The California Supreme Court gives each side 30 minutes to present oral argument regardless of the number of parties on that side, allows the parties to request to divide oral argument among multiple counsel, and generally forbids argument segments of less than ten minutes per advocate. (Cal. Rules of Court, rule 8.524(e) and (f).)

This raises the question whether multiple parties on one side of a case should divide their oral argument time between them, or simply designate one advocate to argue on behalf of all. We are of the opinion that splitting an argument is often a mistake because it dilutes the parties’ ability to answer the Court’s questions meaningfully and the justices don’t particularly like it. Case in point: in one recent argument, the parties on one side split their argument time three ways and court observers reported it was not effective; even though their experienced appellate counsel tried hard to be coordinated, the argument came across as disjointed. So a good general rule is to avoid splitting argument time. That said, in some cases it may be worth it to allocate ten minutes to counsel for amici to allow them to address a case’s broader policy implications.

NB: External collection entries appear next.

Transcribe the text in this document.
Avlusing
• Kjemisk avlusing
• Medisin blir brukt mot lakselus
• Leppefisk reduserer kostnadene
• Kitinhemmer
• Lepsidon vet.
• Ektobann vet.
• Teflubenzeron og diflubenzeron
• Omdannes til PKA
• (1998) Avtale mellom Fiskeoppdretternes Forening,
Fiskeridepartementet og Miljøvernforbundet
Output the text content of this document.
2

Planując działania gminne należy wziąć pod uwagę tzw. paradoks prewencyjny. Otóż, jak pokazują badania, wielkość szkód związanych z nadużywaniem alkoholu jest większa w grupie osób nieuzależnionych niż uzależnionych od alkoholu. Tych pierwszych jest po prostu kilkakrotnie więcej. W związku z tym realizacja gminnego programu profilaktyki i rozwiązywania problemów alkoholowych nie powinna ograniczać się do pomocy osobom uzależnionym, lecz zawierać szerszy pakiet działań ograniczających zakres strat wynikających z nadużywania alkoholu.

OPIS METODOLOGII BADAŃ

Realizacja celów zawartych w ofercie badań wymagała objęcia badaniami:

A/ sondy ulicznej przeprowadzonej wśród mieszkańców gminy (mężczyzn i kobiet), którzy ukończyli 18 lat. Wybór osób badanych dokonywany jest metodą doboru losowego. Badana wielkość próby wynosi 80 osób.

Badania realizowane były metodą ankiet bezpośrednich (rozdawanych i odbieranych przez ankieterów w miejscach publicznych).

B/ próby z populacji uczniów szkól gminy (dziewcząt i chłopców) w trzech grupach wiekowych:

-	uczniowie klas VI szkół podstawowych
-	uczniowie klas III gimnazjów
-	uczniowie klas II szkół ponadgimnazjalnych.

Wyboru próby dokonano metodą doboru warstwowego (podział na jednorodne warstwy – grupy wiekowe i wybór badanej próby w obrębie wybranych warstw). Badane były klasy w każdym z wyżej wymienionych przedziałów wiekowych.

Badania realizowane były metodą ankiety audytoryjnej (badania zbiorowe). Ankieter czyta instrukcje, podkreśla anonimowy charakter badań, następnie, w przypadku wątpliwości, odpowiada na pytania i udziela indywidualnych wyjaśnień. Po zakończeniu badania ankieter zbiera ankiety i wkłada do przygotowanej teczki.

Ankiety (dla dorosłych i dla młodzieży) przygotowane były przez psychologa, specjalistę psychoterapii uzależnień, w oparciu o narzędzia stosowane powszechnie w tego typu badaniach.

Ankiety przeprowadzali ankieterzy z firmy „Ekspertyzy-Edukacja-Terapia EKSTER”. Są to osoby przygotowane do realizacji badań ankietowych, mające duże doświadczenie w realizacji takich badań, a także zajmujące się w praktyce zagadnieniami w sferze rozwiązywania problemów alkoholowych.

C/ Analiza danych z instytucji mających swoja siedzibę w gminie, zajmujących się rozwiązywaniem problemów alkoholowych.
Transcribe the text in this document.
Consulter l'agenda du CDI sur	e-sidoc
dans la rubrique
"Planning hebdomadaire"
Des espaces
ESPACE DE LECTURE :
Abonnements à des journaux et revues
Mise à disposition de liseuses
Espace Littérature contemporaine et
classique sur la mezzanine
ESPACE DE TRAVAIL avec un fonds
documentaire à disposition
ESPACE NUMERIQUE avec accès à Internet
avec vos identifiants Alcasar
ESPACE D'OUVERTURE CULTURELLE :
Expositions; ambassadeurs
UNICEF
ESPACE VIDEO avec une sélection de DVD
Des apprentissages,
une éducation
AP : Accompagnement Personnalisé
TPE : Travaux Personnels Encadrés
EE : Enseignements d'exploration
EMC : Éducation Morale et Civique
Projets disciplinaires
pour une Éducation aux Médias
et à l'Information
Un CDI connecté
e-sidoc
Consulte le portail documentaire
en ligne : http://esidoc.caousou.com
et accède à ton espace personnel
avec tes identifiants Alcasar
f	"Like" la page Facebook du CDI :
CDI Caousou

Of more arcane interest, perhaps, is what happens if the parties cannot agree who will argue for their side. One option is that the Court could basically tell them, “We’re not your mother—you figure out which ONE person is going to show up or you will forfeit oral argument.” (This is the approach taken by the U.S. Supreme Court in Carciere v. Kempthorne in 2008, as reported here and here.) Alternatively, the Court might order the argument split into two or more equal segments, reasoning that the parties will have to be stuck with an ineffective argument plan if they can’t get their act together.